Aujourd’hui, avec le recul, je comprends ce qu’elle essayait de dire. Certains instrumentistes sont des chevaux de course, des athlètes de haut niveau. On sacrifie donc tout – y compris ses états d’âmes – pour arriver à l’excellence d’un geste. Mais moi… je ne voulais pas devenir une athlète, je voulais devenir musicienne. Je voulais écrire la musique, écrire les poèmes, écrire le monde.
Et pour pouvoir écrire, je devais garder ma sensibilité. Je devais garder la pulsation d’amour qui battait à mes tempes chaque fois que j’entendais une musique que j’aimais. Je devais conserver mes enchantements et mes désespoirs. Je devais rester cette enfant qui « réagit à tout ce qui l’approche ». Je devais rester cette personne dont les sens sont toujours à l’écoute pour pouvoir sentir et expérimenter le monde. Je devais garder cette faculté à être touchée malgré moi par ce qui se passe autour de moi. Je devais conserver cette perméabilité avec ce qui m’entoure, pour pouvoir écouter, comprendre, ressentir et pouvoir un jour, beaucoup plus tard, écrire.
Alors, c’est ce que j’ai fait. J’ai gardé ma sensibilité, même si j’ai dû la cacher soigneusement pendant des années, lorsque je passais un à un les échelons d’approbation de la fabrique de conserves que j’ai quittée avec allégresse, une fois mon diplôme obtenu.

Et enfin j’ai pu.
Etre cet être qui frémit à chaque bruissement de vie. Cette personne qui a une chanson qui s’écrit dans le cœur à chaque tremblement de l’univers. Cette personne qui perçoit, qui ressent, qui réagit à presque tout, presque tout le temps.

Et j’ai compris.
Ca peut faire mal. De ressentir le monde. Ca peut déstabiliser ou même vous faire chavirer. D’amour ou de désarroi. Etre sensible peut vous paralyser du fait du trop-plein d’informations que l’on reçoit en permanence. On peut se retrouver submergé. On peut se blesser facilement sur des réalités qui nous heurtent.

Mais cette sensibilité, c’est aussi elle qui nous relève, qui nous élève, qui nous montre la beauté à chaque coin de rue. Celle qui nous donne du courage et nous fait entendre la voix au fond de nous qui sait toujours de quel côté se trouve la lumière. C’est elle qui nous fait sourire et rire.
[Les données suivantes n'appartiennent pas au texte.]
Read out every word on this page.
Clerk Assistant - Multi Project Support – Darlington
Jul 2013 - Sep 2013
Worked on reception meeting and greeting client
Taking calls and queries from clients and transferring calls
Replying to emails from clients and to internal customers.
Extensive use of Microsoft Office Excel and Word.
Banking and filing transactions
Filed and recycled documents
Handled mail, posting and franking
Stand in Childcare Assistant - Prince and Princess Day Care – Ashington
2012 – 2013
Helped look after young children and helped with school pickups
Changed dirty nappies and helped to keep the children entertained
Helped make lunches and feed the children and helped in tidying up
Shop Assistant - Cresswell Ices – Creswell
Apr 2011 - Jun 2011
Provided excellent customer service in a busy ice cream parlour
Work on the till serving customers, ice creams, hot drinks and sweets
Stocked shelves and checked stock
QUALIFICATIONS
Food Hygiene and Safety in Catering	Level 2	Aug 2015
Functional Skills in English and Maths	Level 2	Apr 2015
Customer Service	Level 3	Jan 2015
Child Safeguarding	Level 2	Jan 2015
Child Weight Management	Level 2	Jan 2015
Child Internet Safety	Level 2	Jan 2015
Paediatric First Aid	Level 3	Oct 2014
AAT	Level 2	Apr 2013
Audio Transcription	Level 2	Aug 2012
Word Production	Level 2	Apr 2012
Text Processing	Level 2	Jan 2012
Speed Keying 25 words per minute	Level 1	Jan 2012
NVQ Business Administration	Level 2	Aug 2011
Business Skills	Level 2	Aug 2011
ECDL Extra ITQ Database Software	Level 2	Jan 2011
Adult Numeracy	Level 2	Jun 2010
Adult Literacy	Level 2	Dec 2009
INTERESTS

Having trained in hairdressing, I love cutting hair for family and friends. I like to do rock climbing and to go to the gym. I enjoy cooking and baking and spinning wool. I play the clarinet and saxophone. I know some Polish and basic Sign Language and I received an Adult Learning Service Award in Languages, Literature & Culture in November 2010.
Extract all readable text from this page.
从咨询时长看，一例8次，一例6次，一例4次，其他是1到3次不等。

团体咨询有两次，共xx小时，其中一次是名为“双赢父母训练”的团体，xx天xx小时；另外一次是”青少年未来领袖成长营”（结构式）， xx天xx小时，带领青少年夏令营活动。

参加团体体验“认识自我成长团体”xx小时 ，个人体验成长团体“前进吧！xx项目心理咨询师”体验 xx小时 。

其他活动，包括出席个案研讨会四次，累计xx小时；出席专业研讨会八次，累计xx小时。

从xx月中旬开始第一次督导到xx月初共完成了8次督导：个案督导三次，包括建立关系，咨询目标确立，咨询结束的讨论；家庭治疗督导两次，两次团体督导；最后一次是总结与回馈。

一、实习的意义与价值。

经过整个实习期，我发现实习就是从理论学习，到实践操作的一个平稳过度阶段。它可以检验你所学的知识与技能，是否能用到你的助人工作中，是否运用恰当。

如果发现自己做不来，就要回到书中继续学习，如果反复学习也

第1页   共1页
C’est elle qui nous ouvre le cœur si grand que l’amour nous absorbe pour nous relier à tout ce qui a existé avant nous. C’est elle qui nous explique l’univers comme une grand-mère qui nous lit l’histoire du monde. C’est elle qui nous sauve, toujours.

Il faut juste se rappeler que la vie est grande. Que l’amitié des dieux est à notre disposition. Et qu’il ne faut pas s’attarder aux blessures. Il faut se souvenir de chanter, de danser, d’aimer. Il faut se souvenir, comme disait mon ami Thaddée Nsumpi que « Rien n’est grave, mais tout est important. »

Je suis heureuse de ne pas « être trop sensible » pour la poésie, ni trop sensible pour la musique, ni trop sensible pour la vie. Je suis juste assez sensible pour éprouver un plaisir fou à être en vie.

Je vous souhaite une semaine pleine de douceur et d’émerveillements ! Que la vie vous soit tendre et scintillante d’émotions délicates et colorées. Les cœurs sensibles ont toujours été ceux qui transforment le monde.